Performing the same experiment indeed shows a lift in the final score:
At this point, we have achieved a close to SoTA score on the BIRD-dev (around 73% execution accuracy) set with this recipe. This is the main recipe for the full Contextual-SQL submission that achieved SoTA on BIRD.
The Contextual-SQL Pipeline
With the key components outlined above, we summarize again the full pipeline here:
- Providing the context as mSchema along with 1 example sampled from the train set.
- Using a temperature of 1, sample n candidates.
- Repeat step 1 and 2 m times with different few-shot examples to generate a total of n*m candidates.
- Execute the candidates to keep only the valid ones (no SQL execution error).
- Finally, use the trained reward model along with the log-probs for selecting the candidate with the highest score.
The full open-source implementation can be found at https://github.com/ContextualAI/bird-sql.
Diving Deeper: Comparing Generator Models’ Quality
This section provides additional experimental results comparing different base models for generating SQL candidates with different temperature settings across different selection methods: Qwen-2.5/3, and Gemini-1.5/2/2.5-flash/pro. The pass@1 score is also shown in a legend box.
Here, we see that models of increasing capabilities (e.g. Gemini-2.5-pro) achieve better pass@1 performance. The thinking models (e.g. Qwen3-thinking) do not seem to outperform the non-thinking ones.
Furthermore, note that models that can generate diverse candidates like Qwen-2.5 observes better pass@k performance at higher k:
While higher pass@k might mean that there is more performance to extract during inference-time, there is no guarantee that we can fully recover that performance.
As newer benchmarks like SPIDER 2.0 demand longer context and more computational resources, more efficient approaches are needed beyond simple inference-time scaling.
Conclusion
Our journey with BIRD taught us valuable lessons about Text-to-SQL fundamentals – from the importance of context to the power of inference-time scaling. These insights enabled us to build a system that demonstrates local models can compete while preserving data privacy and enabling customization. The computational costs of candidate generation in our approach could be offset by the flexibility of local models, which enable both parallel processing to boost throughput and reinforcement learning methods to streamline the sampling process—optimizations that point toward potential efficiency gains.
Looking forward, our experiences with customers uncovered that enterprise deployments present an entirely different scale of challenge: intricate schemas, massive tables with thousands of columns, messy data, and complex multi-step queries that go far beyond single SQL generation.
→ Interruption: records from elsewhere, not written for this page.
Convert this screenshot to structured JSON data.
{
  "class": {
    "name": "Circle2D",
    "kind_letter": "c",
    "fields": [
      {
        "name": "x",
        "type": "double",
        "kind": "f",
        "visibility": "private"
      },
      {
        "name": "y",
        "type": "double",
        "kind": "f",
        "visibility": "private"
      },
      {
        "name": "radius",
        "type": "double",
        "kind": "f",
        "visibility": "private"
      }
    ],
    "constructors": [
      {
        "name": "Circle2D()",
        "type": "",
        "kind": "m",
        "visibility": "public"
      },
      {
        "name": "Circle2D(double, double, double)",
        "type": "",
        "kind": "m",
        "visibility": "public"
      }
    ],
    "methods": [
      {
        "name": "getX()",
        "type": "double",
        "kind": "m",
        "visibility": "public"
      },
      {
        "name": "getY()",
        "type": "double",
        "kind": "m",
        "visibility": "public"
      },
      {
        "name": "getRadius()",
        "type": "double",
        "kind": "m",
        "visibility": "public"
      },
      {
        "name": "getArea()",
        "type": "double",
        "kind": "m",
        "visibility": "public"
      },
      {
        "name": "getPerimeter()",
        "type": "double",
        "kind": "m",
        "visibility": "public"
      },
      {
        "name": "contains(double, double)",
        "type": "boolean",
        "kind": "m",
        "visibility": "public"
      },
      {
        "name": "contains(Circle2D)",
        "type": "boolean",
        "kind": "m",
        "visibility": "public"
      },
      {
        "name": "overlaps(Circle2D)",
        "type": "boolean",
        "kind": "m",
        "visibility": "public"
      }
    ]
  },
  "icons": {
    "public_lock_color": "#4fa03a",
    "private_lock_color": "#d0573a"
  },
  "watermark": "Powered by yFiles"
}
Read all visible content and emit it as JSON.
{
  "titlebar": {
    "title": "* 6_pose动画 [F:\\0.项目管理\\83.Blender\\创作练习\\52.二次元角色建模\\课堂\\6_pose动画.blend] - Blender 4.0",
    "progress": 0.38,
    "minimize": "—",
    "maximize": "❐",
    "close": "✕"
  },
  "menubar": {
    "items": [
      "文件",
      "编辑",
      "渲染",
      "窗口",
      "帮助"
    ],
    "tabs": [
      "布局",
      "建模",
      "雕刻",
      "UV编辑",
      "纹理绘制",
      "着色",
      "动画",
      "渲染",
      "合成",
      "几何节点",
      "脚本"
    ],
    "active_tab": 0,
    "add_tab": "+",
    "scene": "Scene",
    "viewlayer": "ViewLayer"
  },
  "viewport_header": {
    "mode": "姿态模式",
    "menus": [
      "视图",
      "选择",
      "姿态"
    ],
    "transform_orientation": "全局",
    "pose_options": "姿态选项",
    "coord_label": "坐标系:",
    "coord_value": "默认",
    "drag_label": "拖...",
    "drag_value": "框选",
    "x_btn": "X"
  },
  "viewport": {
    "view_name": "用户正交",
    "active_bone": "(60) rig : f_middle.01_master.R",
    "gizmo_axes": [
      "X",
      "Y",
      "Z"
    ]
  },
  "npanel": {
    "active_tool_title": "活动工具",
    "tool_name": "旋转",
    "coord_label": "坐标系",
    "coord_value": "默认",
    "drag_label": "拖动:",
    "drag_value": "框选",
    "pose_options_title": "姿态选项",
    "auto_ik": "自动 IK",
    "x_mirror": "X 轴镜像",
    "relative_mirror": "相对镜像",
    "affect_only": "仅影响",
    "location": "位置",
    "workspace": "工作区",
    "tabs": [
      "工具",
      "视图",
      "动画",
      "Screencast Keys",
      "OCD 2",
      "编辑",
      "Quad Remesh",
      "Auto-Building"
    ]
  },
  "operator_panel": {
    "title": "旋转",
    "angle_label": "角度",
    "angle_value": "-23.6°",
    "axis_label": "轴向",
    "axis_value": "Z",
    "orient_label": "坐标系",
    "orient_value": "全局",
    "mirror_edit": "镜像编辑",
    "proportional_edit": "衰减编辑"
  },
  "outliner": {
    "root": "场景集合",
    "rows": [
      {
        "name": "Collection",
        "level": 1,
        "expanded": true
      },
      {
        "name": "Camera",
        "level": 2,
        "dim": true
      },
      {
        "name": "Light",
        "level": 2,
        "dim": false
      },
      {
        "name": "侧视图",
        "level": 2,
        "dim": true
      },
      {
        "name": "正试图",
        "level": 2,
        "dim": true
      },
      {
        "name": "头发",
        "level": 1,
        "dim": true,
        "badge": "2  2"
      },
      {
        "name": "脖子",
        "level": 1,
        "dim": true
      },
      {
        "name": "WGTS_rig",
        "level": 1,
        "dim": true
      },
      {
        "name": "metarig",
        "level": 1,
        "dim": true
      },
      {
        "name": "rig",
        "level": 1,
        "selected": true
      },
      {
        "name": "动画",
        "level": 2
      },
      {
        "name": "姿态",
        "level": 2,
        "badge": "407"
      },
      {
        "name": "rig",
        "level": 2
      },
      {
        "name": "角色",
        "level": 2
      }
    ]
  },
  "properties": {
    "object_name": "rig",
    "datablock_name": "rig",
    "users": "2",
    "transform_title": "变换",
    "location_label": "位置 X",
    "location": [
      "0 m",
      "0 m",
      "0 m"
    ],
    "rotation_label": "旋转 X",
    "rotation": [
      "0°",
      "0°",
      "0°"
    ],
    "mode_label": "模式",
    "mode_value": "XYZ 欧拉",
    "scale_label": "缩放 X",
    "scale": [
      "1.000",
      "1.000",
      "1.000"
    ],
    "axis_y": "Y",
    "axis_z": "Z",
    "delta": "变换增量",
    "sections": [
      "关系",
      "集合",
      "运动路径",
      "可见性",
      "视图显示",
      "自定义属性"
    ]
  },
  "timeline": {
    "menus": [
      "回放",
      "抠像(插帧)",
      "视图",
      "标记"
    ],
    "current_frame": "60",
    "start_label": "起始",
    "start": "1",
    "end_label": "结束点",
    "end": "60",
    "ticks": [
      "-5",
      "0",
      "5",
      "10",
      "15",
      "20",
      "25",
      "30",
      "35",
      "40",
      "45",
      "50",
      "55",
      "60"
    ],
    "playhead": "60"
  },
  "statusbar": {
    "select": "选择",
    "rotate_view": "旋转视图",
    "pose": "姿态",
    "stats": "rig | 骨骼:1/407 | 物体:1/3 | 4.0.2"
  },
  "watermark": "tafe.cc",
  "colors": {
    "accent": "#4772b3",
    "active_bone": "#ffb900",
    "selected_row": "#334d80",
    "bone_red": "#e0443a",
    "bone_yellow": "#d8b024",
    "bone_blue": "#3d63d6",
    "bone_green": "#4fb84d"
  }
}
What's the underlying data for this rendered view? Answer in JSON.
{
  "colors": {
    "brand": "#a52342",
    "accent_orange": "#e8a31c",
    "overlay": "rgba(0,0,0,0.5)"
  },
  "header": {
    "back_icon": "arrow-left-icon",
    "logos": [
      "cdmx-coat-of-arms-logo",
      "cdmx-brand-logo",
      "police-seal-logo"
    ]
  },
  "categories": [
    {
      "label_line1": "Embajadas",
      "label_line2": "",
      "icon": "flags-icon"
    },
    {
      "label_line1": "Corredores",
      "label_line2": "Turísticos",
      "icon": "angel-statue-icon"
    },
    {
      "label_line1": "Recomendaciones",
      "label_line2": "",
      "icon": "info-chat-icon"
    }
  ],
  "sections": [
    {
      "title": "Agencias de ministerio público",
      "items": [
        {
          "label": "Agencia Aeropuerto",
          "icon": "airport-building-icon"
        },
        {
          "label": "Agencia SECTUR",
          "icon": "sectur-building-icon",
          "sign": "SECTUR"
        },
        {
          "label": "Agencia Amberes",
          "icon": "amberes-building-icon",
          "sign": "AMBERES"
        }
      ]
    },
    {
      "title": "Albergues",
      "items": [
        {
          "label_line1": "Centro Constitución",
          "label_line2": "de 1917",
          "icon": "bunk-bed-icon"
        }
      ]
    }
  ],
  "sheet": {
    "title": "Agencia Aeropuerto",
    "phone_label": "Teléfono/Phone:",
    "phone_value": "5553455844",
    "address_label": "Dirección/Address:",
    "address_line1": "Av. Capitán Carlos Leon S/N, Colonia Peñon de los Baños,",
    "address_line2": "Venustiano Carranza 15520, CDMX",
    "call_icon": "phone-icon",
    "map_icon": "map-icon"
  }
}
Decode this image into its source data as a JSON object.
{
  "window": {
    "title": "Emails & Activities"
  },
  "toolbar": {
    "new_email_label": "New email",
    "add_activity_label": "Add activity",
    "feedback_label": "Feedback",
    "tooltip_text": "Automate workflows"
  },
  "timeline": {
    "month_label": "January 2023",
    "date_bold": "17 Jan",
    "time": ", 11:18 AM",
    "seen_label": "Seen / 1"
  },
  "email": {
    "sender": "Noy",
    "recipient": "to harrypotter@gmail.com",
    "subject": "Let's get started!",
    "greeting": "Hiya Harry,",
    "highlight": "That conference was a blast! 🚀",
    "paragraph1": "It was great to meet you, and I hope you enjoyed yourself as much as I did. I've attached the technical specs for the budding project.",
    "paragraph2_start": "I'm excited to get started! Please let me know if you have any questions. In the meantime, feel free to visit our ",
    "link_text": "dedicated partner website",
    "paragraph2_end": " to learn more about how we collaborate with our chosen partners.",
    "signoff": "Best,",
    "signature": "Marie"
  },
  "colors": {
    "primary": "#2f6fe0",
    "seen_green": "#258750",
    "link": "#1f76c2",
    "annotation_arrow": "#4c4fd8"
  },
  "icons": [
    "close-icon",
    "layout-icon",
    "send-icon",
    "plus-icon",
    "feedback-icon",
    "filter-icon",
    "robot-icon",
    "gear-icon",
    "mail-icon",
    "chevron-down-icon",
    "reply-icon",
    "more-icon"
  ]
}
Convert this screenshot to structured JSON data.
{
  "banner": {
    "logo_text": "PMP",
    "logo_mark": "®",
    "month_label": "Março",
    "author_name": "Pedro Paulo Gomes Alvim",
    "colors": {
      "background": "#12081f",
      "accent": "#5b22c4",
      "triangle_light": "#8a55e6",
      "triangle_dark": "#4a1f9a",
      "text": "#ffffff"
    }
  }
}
This is precisely what makes SPIDER2 a critical benchmark – with its 632 real-world workflow problems, databases exceeding 1,000 columns, and production cloud environments (BigQuery, Snowflake), it captures the complexity enterprises actually face. The performance gap speaks volumes: GPT-4o drops from 86.6% accuracy on Spider 1.0 to just 10.1% on SPIDER2, with even o1-preview reaching only 17.1%.
Applying insights from our BIRD research to tackle these enterprise-grade challenges is our next challenge. By open-sourcing our BIRD system today – which remains the best fully-local solution – we’re sharing the foundation that’s shaping our approach to the next generation of text-to-SQL systems.
Stay tuned as we push beyond single-query optimization toward solutions that can handle the multi-dialect SQL workflows and complex reasoning that production environments demand. The gap between current benchmark performance and real-world utility is substantial, but it’s precisely where the most impactful innovations await.
In the meantime, we hope our BIRD system and the insights shared in this post accelerate your own work in this space.